PHOTO N° 1 : ZAWIYA CHADHULI MORONI ILE DE LA GRANDE-COMORE

1.4 UNE COLONISATION DANS LA DOULEUR (1841-1975)

1.4.2 La Colonisation proprement dite

1.4.2.2 La dépossession des terres

1.4.2.2.2 L’étendue des premières confiscations

A la Grande Comore, le sultan ntibe Said Ali ne faisait guerre de difficulté pour se plier aux conditions du traité susmentionné. D’une manière concrète, les engagements auxquels Saïd Ali souscrivait, étaient pourtant des plus lourds. Sans doute, comme nous venons de le souligner, cet acte mettait à la disposition de Léon Humblot toutes les terres que ce dernier voudrait exploiter ; sans égards pour les propriétés privées ni pour les terroirs villageois. Il avait les mains libres pour exploiter toutes les richesses qu’il souhaitait mettre en valeur.
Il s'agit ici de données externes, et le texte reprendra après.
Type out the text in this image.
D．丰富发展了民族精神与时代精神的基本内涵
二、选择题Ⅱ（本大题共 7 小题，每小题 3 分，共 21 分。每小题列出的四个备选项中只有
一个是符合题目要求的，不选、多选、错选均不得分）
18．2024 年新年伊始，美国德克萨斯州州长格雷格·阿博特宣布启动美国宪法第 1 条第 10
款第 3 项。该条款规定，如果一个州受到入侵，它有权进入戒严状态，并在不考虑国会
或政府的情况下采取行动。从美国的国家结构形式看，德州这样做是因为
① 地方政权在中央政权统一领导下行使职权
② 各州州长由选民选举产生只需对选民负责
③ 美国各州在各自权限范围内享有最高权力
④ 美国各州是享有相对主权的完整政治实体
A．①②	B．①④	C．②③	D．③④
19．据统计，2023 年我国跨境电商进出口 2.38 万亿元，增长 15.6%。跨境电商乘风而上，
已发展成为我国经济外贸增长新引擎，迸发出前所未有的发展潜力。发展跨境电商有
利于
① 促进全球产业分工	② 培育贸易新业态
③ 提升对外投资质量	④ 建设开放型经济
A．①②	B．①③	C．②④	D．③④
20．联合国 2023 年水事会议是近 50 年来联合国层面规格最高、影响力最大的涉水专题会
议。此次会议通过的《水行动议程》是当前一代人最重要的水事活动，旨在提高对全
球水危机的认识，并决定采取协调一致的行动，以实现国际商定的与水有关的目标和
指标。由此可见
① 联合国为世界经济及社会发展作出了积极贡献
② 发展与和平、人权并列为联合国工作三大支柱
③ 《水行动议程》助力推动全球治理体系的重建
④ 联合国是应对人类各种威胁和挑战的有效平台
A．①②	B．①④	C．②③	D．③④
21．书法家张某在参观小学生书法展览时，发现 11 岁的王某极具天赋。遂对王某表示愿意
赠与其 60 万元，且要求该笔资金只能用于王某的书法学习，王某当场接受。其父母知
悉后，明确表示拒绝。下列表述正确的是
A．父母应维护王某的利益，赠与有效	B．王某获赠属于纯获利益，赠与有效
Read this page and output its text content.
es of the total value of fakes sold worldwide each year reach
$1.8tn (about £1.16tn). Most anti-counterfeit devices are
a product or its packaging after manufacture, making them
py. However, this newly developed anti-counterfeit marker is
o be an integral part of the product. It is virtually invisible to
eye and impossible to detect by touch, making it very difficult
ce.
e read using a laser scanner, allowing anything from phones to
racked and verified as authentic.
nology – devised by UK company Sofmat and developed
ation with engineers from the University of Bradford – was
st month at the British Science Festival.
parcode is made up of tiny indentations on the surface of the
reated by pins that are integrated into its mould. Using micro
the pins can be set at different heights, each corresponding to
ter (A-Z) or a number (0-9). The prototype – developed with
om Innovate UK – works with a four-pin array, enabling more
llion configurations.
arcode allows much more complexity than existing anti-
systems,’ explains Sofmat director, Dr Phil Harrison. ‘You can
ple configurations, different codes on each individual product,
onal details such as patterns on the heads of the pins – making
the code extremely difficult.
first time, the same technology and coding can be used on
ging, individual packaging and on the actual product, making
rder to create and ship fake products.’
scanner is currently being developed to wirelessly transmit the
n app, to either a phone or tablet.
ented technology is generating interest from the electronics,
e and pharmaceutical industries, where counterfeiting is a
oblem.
1.4.2.2.2 L’étendue des premières confiscations

La première société coloniale qui se donnait pour but de mettre en valeur les domaines agricoles de Mayotte était constituée à Paris, en 1845, sous la raison social de société des Comores.

Elle disposait à elle seule plus de 3600 hectares, dont 1600 à Dembeni, 1000 à Kaweni 1000 autres à Dzoumogné45.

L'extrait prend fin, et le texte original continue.